By definition, water has an API gravity of exactly 10 degrees. Liquids with an API gravity above 10 degrees are lighter than water and float; liquids with an API gravity below 10 degrees are heavier than water and sink. Bitumen typically sits at 8-9 degrees API and will sink in fresh water.
What is the difference between API gravity and specific gravity?
Specific gravity (SG) is the direct ratio of a liquid's density to water's density at 60 F (a dimensionless number where water = 1.000). API gravity is a non-linear transformation of that ratio using the formula API = 141.5 / SG - 131.5. The two values carry the same information; API gravity is simply the historical scale that the petroleum industry standardised on, and it compresses the useful part of the SG range into a more readable whole-number spread.

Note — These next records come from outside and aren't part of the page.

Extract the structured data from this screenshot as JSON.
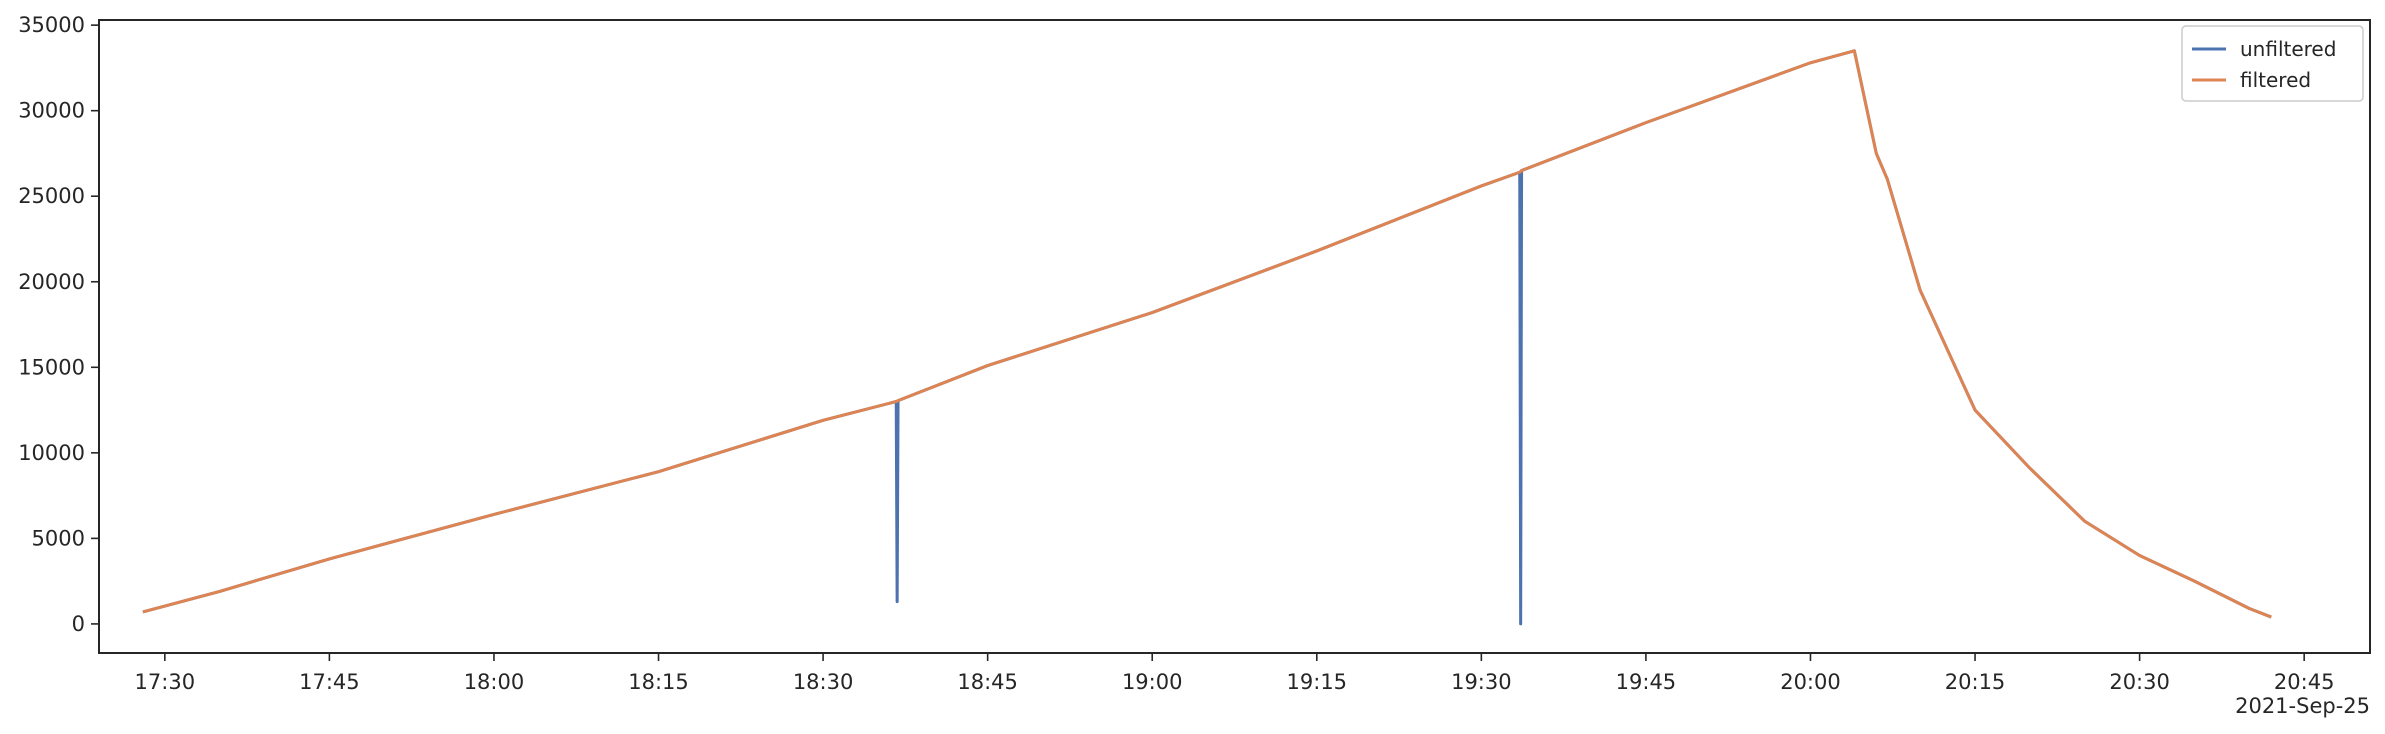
{
  "chart_data": {
    "type": "line",
    "title": "",
    "xlabel": "",
    "ylabel": "",
    "x_axis": {
      "type": "time",
      "range": [
        "17:24",
        "20:51"
      ],
      "ticks": [
        "17:30",
        "17:45",
        "18:00",
        "18:15",
        "18:30",
        "18:45",
        "19:00",
        "19:15",
        "19:30",
        "19:45",
        "20:00",
        "20:15",
        "20:30",
        "20:45"
      ],
      "offset_label": "2021-Sep-25"
    },
    "y_axis": {
      "range": [
        -1700,
        35300
      ],
      "ticks": [
        0,
        5000,
        10000,
        15000,
        20000,
        25000,
        30000,
        35000
      ]
    },
    "grid": false,
    "legend": {
      "placement": "top-right"
    },
    "series": [
      {
        "name": "unfiltered",
        "color": "#4c72b0",
        "points": [
          [
            "17:28",
            700
          ],
          [
            "17:35",
            1900
          ],
          [
            "17:45",
            3800
          ],
          [
            "18:00",
            6400
          ],
          [
            "18:15",
            8900
          ],
          [
            "18:30",
            11900
          ],
          [
            "18:36:40",
            13000
          ],
          [
            "18:36:45",
            1300
          ],
          [
            "18:36:50",
            13050
          ],
          [
            "18:45",
            15100
          ],
          [
            "19:00",
            18200
          ],
          [
            "19:15",
            21800
          ],
          [
            "19:30",
            25600
          ],
          [
            "19:33:30",
            26400
          ],
          [
            "19:33:35",
            0
          ],
          [
            "19:33:40",
            26500
          ],
          [
            "19:45",
            29300
          ],
          [
            "20:00",
            32800
          ],
          [
            "20:04",
            33500
          ],
          [
            "20:06",
            27500
          ],
          [
            "20:07",
            26000
          ],
          [
            "20:10",
            19500
          ],
          [
            "20:15",
            12500
          ],
          [
            "20:20",
            9100
          ],
          [
            "20:25",
            6000
          ],
          [
            "20:30",
            4000
          ],
          [
            "20:35",
            2500
          ],
          [
            "20:40",
            900
          ],
          [
            "20:42",
            400
          ]
        ]
      },
      {
        "name": "filtered",
        "color": "#dd8452",
        "points": [
          [
            "17:28",
            700
          ],
          [
            "17:35",
            1900
          ],
          [
            "17:45",
            3800
          ],
          [
            "18:00",
            6400
          ],
          [
            "18:15",
            8900
          ],
          [
            "18:30",
            11900
          ],
          [
            "18:36:40",
            13000
          ],
          [
            "18:36:50",
            13050
          ],
          [
            "18:45",
            15100
          ],
          [
            "19:00",
            18200
          ],
          [
            "19:15",
            21800
          ],
          [
            "19:30",
            25600
          ],
          [
            "19:33:30",
            26400
          ],
          [
            "19:33:40",
            26500
          ],
          [
            "19:45",
            29300
          ],
          [
            "20:00",
            32800
          ],
          [
            "20:04",
            33500
          ],
          [
            "20:06",
            27500
          ],
          [
            "20:07",
            26000
          ],
          [
            "20:10",
            19500
          ],
          [
            "20:15",
            12500
          ],
          [
            "20:20",
            9100
          ],
          [
            "20:25",
            6000
          ],
          [
            "20:30",
            4000
          ],
          [
            "20:35",
            2500
          ],
          [
            "20:40",
            900
          ],
          [
            "20:42",
            400
          ]
        ]
      }
    ]
  }
}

Why does crude oil price depend on API gravity?
Refineries make money by converting crude into products like petrol, jet fuel, and diesel. Light crudes (high API) yield more of these valuable distillates per barrel with less energy and fewer processing units, so they command a price premium. Heavy crudes require coking, hydrocracking, and more catalyst, all of which add cost. The Brent and WTI benchmarks are both light crudes (roughly 38 and 40 degrees API respectively), and heavier grades trade at discounts of several dollars to more than 20 dollars per barrel depending on refinery capacity.
Can I calculate API gravity from specific gravity directly?
Yes. Use API = 141.5 / SG - 131.5. For example, a liquid with SG = 0.876 gives API = 141.5 / 0.876 - 131.5 = 30.0 degrees API. This calculator's "Solve for API from SG" mode does this in one step. The reverse is SG = 141.5 / (API + 131.5).
What API gravity is considered light crude?
The industry threshold most commonly used is 31.1 degrees API or higher. Some classifications further divide light crude into "light" (31.1 to 45 degrees) and "extra light" or "condensate" (above 45 degrees). The major benchmarks WTI and Brent both qualify as light crudes at approximately 40 and 38 degrees API respectively.